The fact that it was in a competitive no-man’s land well adrift of Ferrari/Red Bull ahead and well clear of the fastest midfield teams Haas and Alfa Romeo at least allowed it a certain strategic flexibility. There was no particular downside to trying something bold. Mercedes did so by bringing both cars in early for a set of the hard C1 tyres, a compound that only four other drivers even tried. It was a difficult tyre, probably a little too hard for the demands of the track on the day.
The switch was made after the soft C3 compound they had each started on began to degrade faster than those on the cars ahead of them. In the early laps Hamilton had been able to hang onto the Ferrari of Carlos Sainz and run ahead of Sergio Pérez’s Red Bull. But after about six laps the pace began to fall off quite dramatically.
The Merc’s relative lack of downforce to those cars and its greater propensity to porpoise clearly stressed the tyres more. Just as Pérez was poised to catch and pass Hamilton, Mercedes brought him in and made the switch. This was lap 11 of a 57-lap race. Russell was brought in four laps later.
At this stage of the race it was expected that everyone would be employing a two-stop strategy. The thinking at Mercedes was if they could do a very long middle stint on the hard, they would be able to get onto a faster tyre than everyone else was changing to for the last stint and could maybe pick off some tyre-strugglers from the group ahead.
It was a plan that depended heavily on the hard tyre allowing them to lap at least respectably quickly. It just didn’t work out like that. Hamilton almost lost the car under acceleration on his out-lap, so drastic was the lack of grip. It then took four laps to get them up to temperature. In the meantime he had lost around 6-7sec from what had been expected. Suffered the same difficulties in free practice 1 on Friday, Russell had tried a set and had suffered no problems getting it straight up to temperature and it was on that basis that the gamble on race day was made.

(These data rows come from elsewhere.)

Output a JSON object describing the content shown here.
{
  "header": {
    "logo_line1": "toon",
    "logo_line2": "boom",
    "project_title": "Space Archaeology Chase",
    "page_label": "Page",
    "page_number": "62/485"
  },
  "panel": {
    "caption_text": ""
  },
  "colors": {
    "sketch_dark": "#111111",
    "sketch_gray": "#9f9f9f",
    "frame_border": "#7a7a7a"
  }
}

But the 3-4°C difference in track temperature – and the increasing of Pirelli’s minimum pressure into Saturday – seemed to have made the crucial difference.

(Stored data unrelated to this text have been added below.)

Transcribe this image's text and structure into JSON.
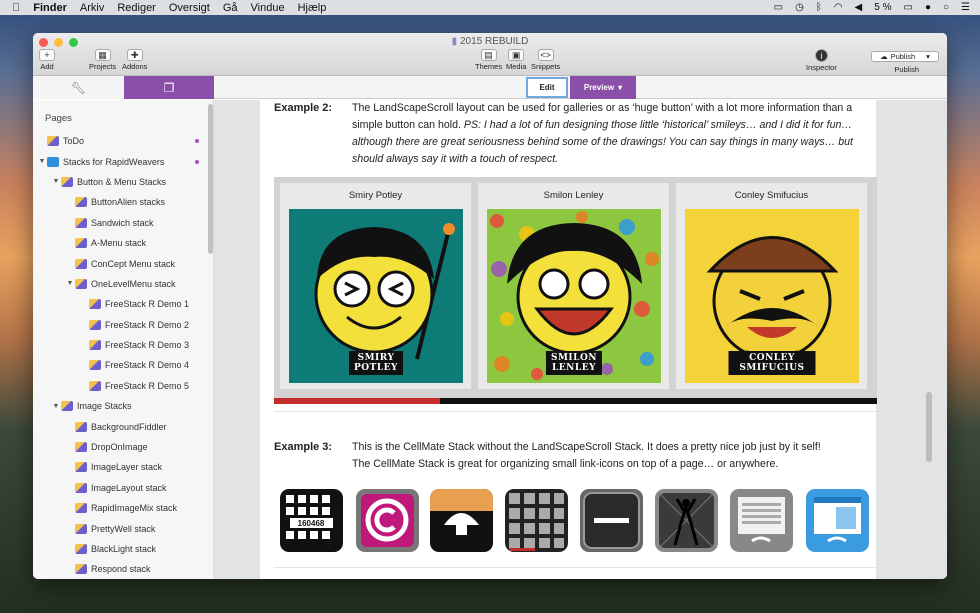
{
  "menubar": {
    "apple": "",
    "items": [
      "Finder",
      "Arkiv",
      "Rediger",
      "Oversigt",
      "Gå",
      "Vindue",
      "Hjælp"
    ],
    "battery": "5 %"
  },
  "window": {
    "title": "2015 REBUILD"
  },
  "toolbar": {
    "add": "Add",
    "projects": "Projects",
    "addons": "Addons",
    "themes": "Themes",
    "media": "Media",
    "snippets": "Snippets",
    "inspector": "Inspector",
    "publish_btn": "Publish",
    "publish_lbl": "Publish"
  },
  "modes": {
    "edit": "Edit",
    "preview": "Preview"
  },
  "sidebar": {
    "heading": "Pages",
    "items": [
      {
        "label": "ToDo",
        "level": 0,
        "arrow": "",
        "icon": "stack",
        "dot": true
      },
      {
        "label": "Stacks for RapidWeavers",
        "level": 0,
        "arrow": "▼",
        "icon": "blue",
        "dot": true
      },
      {
        "label": "Button & Menu Stacks",
        "level": 1,
        "arrow": "▼",
        "icon": "stack",
        "dot": false
      },
      {
        "label": "ButtonAlien stacks",
        "level": 2,
        "arrow": "",
        "icon": "stack",
        "dot": false
      },
      {
        "label": "Sandwich stack",
        "level": 2,
        "arrow": "",
        "icon": "stack",
        "dot": false
      },
      {
        "label": "A-Menu stack",
        "level": 2,
        "arrow": "",
        "icon": "stack",
        "dot": false
      },
      {
        "label": "ConCept Menu stack",
        "level": 2,
        "arrow": "",
        "icon": "stack",
        "dot": false
      },
      {
        "label": "OneLevelMenu stack",
        "level": 2,
        "arrow": "▼",
        "icon": "stack",
        "dot": false
      },
      {
        "label": "FreeStack R Demo 1",
        "level": 3,
        "arrow": "",
        "icon": "stack",
        "dot": false
      },
      {
        "label": "FreeStack R Demo 2",
        "level": 3,
        "arrow": "",
        "icon": "stack",
        "dot": false
      },
      {
        "label": "FreeStack R Demo 3",
        "level": 3,
        "arrow": "",
        "icon": "stack",
        "dot": false
      },
      {
        "label": "FreeStack R Demo 4",
        "level": 3,
        "arrow": "",
        "icon": "stack",
        "dot": false
      },
      {
        "label": "FreeStack R Demo 5",
        "level": 3,
        "arrow": "",
        "icon": "stack",
        "dot": false
      },
      {
        "label": "Image Stacks",
        "level": 1,
        "arrow": "▼",
        "icon": "stack",
        "dot": false
      },
      {
        "label": "BackgroundFiddler",
        "level": 2,
        "arrow": "",
        "icon": "stack",
        "dot": false
      },
      {
        "label": "DropOnImage",
        "level": 2,
        "arrow": "",
        "icon": "stack",
        "dot": false
      },
      {
        "label": "ImageLayer stack",
        "level": 2,
        "arrow": "",
        "icon": "stack",
        "dot": false
      },
      {
        "label": "ImageLayout stack",
        "level": 2,
        "arrow": "",
        "icon": "stack",
        "dot": false
      },
      {
        "label": "RapidImageMix stack",
        "level": 2,
        "arrow": "",
        "icon": "stack",
        "dot": false
      },
      {
        "label": "PrettyWell stack",
        "level": 2,
        "arrow": "",
        "icon": "stack",
        "dot": false
      },
      {
        "label": "BlackLight stack",
        "level": 2,
        "arrow": "",
        "icon": "stack",
        "dot": false
      },
      {
        "label": "Respond stack",
        "level": 2,
        "arrow": "",
        "icon": "stack",
        "dot": false
      }
    ]
  },
  "example2": {
    "label": "Example 2:",
    "line1": "The LandScapeScroll layout can be used for galleries or as ‘huge button’ with a lot more information than a",
    "line2a": "simple button can hold. ",
    "line2b": "PS: I had a lot of fun designing those little ‘historical’ smileys… and I did it for fun…",
    "line3": "although there are great seriousness behind some of the drawings! You can say things in many ways… but",
    "line4": "should always say it with a touch of respect."
  },
  "gallery": [
    {
      "name": "Smiry Potley",
      "cap1": "SMIRY",
      "cap2": "POTLEY",
      "bg": "#0e7b77"
    },
    {
      "name": "Smilon Lenley",
      "cap1": "SMILON",
      "cap2": "LENLEY",
      "bg": "#8dc63f"
    },
    {
      "name": "Conley Smifucius",
      "cap1": "CONLEY SMIFUCIUS",
      "cap2": "",
      "bg": "#f4d33a"
    }
  ],
  "example3": {
    "label": "Example 3:",
    "line1": "This is the CellMate Stack without the LandScapeScroll Stack. It does a pretty nice job just by it self!",
    "line2": "The CellMate Stack is great for organizing small link-icons on top of a page… or anywhere.",
    "grid_number": "160468"
  },
  "icons": [
    "grid-number-icon",
    "copyright-c-icon",
    "mushroom-icon",
    "tile-grid-icon",
    "minus-box-icon",
    "dancer-icon",
    "document-lines-icon",
    "browser-window-icon"
  ],
  "colors": {
    "accent": "#8a4fa8",
    "scroll_progress": "#c42c2c",
    "dot": "#a552b8"
  }
}
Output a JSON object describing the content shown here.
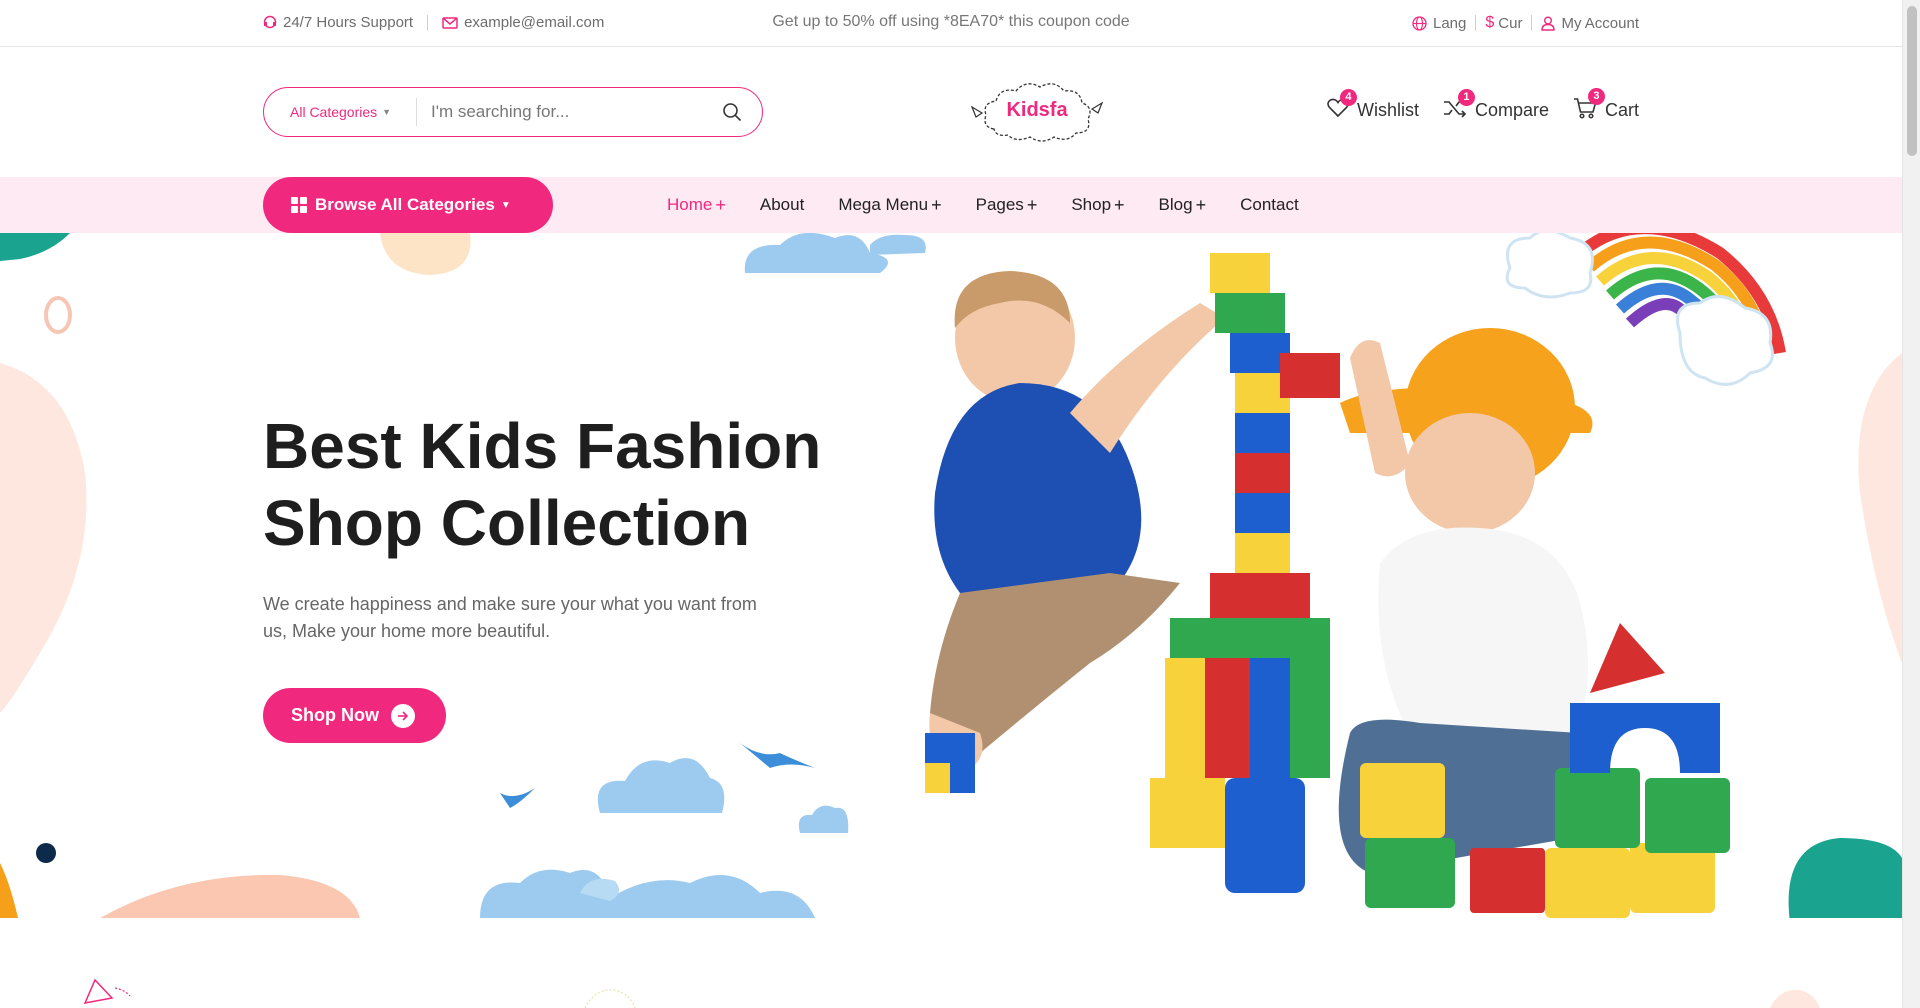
{
  "topbar": {
    "support": "24/7 Hours Support",
    "email": "example@email.com",
    "promo": "Get up to 50% off using *8EA70* this coupon code",
    "lang": "Lang",
    "currency": "Cur",
    "account": "My Account"
  },
  "search": {
    "category": "All Categories",
    "placeholder": "I'm searching for..."
  },
  "logo": {
    "text": "Kidsfa"
  },
  "header_actions": {
    "wishlist": {
      "label": "Wishlist",
      "count": "4"
    },
    "compare": {
      "label": "Compare",
      "count": "1"
    },
    "cart": {
      "label": "Cart",
      "count": "3"
    }
  },
  "nav": {
    "browse_label": "Browse All Categories",
    "items": [
      {
        "label": "Home",
        "plus": "+"
      },
      {
        "label": "About",
        "plus": ""
      },
      {
        "label": "Mega Menu",
        "plus": "+"
      },
      {
        "label": "Pages",
        "plus": "+"
      },
      {
        "label": "Shop",
        "plus": "+"
      },
      {
        "label": "Blog",
        "plus": "+"
      },
      {
        "label": "Contact",
        "plus": ""
      }
    ]
  },
  "hero": {
    "title_line1": "Best Kids Fashion",
    "title_line2": "Shop Collection",
    "description": "We create happiness and make sure your what you want from us, Make your home more beautiful.",
    "cta": "Shop Now"
  },
  "colors": {
    "accent": "#f0287e",
    "nav_bg": "#fdeaf2",
    "text_dark": "#1e1e1e",
    "teal": "#1aa38f",
    "peach": "#fbd3c3",
    "cloud_blue": "#8fc8ee"
  }
}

“The Mercedes gamble was rendered moot by the safety car”
The gamble didn’t cost Mercedes any positions it wasn’t going to lose anyway – i.e. Pérez passing Hamilton. But it did lose them some time and both drivers were switched to the C2 medium tyres after relatively short stints on the hards. Hamilton was from that point on a planned three-stop, Russell on a two. Hamilton was 16sec ahead and would have rejoined from his third stop around 8sec behind the two-stopping Russell on a set of softs with 12 laps to go. He would likely have caught and passed his team mate, given the probable tyre performance difference. But that was all rendered moot by the safety car which obliged everyone to be on a three-stop so as to not be mugged on the restart by new-tyred cars. In this way Mercedes didn’t actually need to manage things between their two cars.